I got an advance copy of Dead of Night: A Zombie Novel through the LibraryThing Early Reviewers program. I've been a fan of zombies ever since I was a kid and saw Night of the Living Dead on latenight TV. These days though, it seems like everybody is writing a zombie novel or making a zombie movie. This makes it hard to tell a good zombie story, because it's all been done before.
Maberry has managed to tell a good story. The key to doing this is having an interesting plot and interesting characters. The plot doesn't have to be original. There's only so many ways a zombie story can go, just like with a love story, or a mystery, or an alien invasion, or any other kind of story. The key is to take the story and make it your own.
The plot isn't what I would call original, but Maberry makes it his own, and that's what makes it good. It's basically a standard zombie outbreak; a corpse wakes up and attacks someone, who becomes a zombie. Then that person becomes a zombie, and pretty soon things spiral out of control. The few people who are aware of what's going on aren't believed until it's too late. There's a lot of blood and gore and violence.
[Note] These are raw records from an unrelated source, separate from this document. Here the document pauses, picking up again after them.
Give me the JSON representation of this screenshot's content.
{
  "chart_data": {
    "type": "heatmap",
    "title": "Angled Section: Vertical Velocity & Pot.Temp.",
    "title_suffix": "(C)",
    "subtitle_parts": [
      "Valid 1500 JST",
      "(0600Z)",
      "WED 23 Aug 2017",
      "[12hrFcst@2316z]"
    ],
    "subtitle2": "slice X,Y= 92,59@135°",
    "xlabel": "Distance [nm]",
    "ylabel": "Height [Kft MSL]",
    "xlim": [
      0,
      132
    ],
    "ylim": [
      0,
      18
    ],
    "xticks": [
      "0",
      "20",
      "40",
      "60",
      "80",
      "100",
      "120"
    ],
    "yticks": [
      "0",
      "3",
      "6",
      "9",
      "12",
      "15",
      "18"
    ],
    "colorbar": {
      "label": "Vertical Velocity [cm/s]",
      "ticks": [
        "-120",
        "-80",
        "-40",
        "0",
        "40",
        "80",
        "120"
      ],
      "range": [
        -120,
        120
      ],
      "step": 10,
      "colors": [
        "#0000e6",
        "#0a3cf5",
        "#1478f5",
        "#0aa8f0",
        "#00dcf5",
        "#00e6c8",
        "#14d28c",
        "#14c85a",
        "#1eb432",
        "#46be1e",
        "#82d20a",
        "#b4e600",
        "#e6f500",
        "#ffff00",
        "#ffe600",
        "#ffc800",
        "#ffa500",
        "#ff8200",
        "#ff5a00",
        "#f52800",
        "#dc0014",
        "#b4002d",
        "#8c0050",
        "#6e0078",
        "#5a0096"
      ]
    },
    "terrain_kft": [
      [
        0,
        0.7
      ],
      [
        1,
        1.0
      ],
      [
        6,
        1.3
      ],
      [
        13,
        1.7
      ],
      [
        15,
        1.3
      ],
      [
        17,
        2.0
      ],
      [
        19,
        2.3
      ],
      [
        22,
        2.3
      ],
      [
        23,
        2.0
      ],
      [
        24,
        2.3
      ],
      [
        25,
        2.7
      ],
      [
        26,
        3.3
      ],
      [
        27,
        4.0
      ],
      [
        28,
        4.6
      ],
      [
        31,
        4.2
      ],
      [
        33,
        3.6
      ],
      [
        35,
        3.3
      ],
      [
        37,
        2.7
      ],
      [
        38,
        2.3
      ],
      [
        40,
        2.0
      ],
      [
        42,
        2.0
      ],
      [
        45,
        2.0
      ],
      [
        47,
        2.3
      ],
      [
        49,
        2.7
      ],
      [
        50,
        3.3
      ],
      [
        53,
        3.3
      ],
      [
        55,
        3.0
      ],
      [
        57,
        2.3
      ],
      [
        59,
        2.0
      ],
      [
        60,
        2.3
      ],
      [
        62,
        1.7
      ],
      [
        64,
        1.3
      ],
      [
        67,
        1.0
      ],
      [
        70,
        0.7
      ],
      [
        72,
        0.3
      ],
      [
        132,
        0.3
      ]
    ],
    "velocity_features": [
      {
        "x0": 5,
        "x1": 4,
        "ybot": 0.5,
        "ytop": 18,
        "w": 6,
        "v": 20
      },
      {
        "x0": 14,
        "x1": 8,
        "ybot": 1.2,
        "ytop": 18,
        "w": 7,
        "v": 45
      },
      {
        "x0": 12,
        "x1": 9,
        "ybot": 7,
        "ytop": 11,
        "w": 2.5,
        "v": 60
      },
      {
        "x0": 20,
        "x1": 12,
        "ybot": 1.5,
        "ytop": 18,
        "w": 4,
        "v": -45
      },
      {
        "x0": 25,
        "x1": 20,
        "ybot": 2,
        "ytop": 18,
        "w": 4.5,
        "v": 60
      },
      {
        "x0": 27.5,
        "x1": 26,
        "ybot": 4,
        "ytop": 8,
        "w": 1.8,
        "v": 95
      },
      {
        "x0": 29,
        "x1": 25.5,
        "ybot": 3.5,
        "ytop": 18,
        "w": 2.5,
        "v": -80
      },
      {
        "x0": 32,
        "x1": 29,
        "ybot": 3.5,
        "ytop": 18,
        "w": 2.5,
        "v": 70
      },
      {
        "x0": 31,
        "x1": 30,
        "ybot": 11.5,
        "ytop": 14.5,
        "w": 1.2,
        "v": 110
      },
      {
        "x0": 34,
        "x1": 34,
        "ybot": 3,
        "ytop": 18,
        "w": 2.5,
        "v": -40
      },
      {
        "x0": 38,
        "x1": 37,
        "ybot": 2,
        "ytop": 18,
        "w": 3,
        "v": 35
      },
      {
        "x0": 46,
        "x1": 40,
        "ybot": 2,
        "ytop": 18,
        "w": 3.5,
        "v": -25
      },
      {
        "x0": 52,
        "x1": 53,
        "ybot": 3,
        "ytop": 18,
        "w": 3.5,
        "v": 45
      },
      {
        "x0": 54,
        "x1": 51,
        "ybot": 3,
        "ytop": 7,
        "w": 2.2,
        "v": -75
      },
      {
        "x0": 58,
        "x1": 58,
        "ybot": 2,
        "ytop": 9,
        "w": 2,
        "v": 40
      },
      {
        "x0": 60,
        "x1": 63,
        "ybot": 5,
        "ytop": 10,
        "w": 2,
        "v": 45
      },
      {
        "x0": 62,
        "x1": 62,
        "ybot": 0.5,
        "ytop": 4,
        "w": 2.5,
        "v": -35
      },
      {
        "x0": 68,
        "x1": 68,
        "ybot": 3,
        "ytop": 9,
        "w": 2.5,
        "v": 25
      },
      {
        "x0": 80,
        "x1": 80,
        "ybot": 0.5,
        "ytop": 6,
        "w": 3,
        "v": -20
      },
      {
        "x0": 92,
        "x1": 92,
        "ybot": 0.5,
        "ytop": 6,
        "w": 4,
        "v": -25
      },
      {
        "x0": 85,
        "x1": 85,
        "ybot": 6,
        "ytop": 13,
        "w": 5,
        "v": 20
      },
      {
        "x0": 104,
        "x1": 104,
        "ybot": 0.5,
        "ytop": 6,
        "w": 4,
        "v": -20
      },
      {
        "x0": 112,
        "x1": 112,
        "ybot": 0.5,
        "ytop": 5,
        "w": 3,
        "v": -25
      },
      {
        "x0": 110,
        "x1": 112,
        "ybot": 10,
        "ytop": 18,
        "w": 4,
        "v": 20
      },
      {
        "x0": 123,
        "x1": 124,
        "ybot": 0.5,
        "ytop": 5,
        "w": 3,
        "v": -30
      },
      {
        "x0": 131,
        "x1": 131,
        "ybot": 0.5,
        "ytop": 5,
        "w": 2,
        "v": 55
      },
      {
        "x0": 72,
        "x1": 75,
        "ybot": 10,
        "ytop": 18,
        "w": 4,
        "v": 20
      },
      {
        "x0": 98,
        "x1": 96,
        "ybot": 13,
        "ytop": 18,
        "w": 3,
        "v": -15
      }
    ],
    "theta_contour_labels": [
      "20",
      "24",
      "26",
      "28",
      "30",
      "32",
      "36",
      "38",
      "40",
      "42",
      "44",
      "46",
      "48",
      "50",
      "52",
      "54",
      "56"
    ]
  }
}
It's the characters that really make the story. You've got a seriously messed up police officer and her partner and her ex. I felt enough for these people to be rooting for them the whole time, even when I knew their actions were putting the whole world at risk.
The only thing that I found at all annoying about the book is that the word zombie wasn't even used until halfway through the book. Even when characters saw dead people walking and feasting on the living, they never called them zombies and it took them way too long to figure out they needed to aim for the head. The only thing I can figure is that this story must be set in some alternate reality where George Romero never picked up a camera, and consequently the modern flesh-eating zombie genre never existed. Even so, this is a book all zombie fans will enjoy.